The specified fingerprint we use in this study for the comparison of electron densities is made up of the 3D Zernike invariants
10,12, which are constructed based on expansion of the 3D Zernike functions. Although other forms of expansion, such as the spherical harmonic function
11,14,15 and Hermite function
16, have also been used, we choose 3D Zernike expansion due to its advantage of polynomial expansion in Cartesian coordinates
12. Because of its speed and accuracy, 3D Zernike invariants have recently gained increasing popularity in the field of shape retrieval.
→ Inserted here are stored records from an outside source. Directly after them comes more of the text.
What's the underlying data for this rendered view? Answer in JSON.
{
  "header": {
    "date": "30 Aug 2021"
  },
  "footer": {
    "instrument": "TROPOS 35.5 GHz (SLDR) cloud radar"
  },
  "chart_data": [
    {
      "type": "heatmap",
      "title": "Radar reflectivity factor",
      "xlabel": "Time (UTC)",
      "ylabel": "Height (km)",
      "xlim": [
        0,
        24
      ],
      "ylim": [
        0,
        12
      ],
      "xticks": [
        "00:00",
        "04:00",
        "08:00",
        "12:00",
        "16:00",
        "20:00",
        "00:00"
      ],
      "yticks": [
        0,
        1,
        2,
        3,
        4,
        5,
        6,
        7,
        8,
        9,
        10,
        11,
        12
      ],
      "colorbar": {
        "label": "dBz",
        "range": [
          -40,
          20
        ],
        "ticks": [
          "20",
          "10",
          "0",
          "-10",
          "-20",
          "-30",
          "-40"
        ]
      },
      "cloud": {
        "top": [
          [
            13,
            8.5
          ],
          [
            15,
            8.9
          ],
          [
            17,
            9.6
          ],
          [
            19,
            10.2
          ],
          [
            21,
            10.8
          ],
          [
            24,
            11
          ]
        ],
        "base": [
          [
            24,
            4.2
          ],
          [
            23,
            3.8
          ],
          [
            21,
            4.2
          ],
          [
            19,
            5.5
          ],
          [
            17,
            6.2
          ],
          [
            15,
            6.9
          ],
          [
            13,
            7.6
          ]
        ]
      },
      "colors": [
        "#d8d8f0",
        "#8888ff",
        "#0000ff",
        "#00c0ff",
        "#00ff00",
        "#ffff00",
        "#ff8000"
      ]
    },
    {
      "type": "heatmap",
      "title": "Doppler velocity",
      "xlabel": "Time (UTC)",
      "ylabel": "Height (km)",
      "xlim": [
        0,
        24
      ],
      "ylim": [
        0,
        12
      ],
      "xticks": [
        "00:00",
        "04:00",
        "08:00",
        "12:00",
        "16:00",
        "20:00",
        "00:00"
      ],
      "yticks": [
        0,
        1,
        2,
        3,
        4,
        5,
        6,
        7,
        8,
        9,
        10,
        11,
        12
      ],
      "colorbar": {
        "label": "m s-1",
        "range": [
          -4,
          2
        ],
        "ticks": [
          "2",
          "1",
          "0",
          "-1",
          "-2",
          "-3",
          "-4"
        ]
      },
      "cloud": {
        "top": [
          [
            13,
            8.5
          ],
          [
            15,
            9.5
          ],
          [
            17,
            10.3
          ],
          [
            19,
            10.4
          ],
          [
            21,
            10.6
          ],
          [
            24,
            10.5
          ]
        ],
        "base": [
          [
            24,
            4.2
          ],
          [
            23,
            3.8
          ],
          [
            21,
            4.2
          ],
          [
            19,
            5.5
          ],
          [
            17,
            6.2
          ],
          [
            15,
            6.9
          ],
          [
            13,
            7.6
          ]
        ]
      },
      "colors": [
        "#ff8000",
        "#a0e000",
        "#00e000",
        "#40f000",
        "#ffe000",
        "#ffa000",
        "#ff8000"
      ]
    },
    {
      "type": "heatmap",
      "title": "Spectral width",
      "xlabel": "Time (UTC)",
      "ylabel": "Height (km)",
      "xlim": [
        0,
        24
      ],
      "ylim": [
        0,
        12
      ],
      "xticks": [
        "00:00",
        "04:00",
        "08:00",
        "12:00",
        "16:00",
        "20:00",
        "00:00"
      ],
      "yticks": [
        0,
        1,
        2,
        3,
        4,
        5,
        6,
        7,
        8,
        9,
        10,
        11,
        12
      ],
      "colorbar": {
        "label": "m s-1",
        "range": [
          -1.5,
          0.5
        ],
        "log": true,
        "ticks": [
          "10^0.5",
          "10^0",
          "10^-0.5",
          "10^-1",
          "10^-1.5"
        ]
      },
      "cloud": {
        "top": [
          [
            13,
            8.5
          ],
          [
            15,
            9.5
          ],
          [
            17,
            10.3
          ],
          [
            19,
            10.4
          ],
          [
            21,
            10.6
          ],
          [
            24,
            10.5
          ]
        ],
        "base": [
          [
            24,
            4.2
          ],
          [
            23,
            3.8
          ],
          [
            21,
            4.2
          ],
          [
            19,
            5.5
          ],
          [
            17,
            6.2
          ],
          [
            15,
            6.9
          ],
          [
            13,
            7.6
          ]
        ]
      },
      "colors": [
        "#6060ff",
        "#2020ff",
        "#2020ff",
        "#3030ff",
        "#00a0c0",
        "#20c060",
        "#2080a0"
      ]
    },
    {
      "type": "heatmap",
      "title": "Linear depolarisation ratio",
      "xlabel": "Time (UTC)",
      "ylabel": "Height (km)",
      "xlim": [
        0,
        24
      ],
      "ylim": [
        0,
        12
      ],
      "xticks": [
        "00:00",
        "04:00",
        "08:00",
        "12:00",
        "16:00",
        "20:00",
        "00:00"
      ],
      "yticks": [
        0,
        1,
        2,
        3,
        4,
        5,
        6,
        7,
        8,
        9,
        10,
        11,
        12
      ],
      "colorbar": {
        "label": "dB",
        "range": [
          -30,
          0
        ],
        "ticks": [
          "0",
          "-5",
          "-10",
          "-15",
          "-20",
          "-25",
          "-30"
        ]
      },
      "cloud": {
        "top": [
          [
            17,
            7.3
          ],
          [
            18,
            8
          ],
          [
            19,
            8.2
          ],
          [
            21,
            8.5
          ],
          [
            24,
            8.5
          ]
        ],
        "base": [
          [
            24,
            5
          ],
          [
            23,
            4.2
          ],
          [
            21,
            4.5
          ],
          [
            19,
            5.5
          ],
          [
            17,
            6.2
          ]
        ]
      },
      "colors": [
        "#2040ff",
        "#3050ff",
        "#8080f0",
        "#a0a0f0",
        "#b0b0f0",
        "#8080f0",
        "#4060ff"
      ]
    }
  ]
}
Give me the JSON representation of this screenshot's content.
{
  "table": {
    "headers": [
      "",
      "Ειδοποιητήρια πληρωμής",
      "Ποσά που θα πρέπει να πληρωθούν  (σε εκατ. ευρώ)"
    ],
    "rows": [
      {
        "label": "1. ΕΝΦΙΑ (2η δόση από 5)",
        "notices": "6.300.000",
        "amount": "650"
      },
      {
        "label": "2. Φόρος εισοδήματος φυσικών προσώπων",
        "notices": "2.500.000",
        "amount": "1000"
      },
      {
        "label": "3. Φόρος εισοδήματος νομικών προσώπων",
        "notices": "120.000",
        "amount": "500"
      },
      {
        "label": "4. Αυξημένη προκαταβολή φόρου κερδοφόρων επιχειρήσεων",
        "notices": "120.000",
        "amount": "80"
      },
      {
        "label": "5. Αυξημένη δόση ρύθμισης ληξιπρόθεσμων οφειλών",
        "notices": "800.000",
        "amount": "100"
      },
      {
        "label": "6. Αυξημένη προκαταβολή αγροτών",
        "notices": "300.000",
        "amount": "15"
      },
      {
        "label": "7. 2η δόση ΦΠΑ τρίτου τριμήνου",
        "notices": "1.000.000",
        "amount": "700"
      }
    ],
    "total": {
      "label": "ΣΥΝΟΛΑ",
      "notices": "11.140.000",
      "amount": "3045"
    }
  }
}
Novotni and Klein first used 3D Zernike invariants for shape retrieval, and find better performance than spherical harmonic descriptors
12. Sael et al. used 3D Zernike invariants to compare the geometry
17 and electrostatic properties
18 of protein surfaces. Venkatraman et al. further apply Zernike invariants to represent local surface shape for protein-protein docking
19. 3D Zernike invariants were also adapted by Mek et al. to describe the molecular shape of ligands and proteins
20, which was later extended by Grandison et al. to include flexibility in order to describe structural motion
21. More examples of applications of spherical harmonic and 3D Zernike invariants can be found in a recent review by Venkatraman et al.
22. Despite the increasing research interest, application of Zernike invariants to the comparison of electron densities of proteins has not been reported yet.
In this study, we demonstrate the feasibility of using electron density maps of proteins to search a large protein structure database for matching structures. We benchmark this approach in a constructed test set, and also search the entire PDB for structures that fit two experimental cryo-EM electron densities, bovine metarhodopsin I
4 (5.5 Å resolution) and GroEL
4 (6 Å resolution). By ranking the protein structures based on their fingerprint similarity to the query electron density, we successfully identify matching structures among the top hits.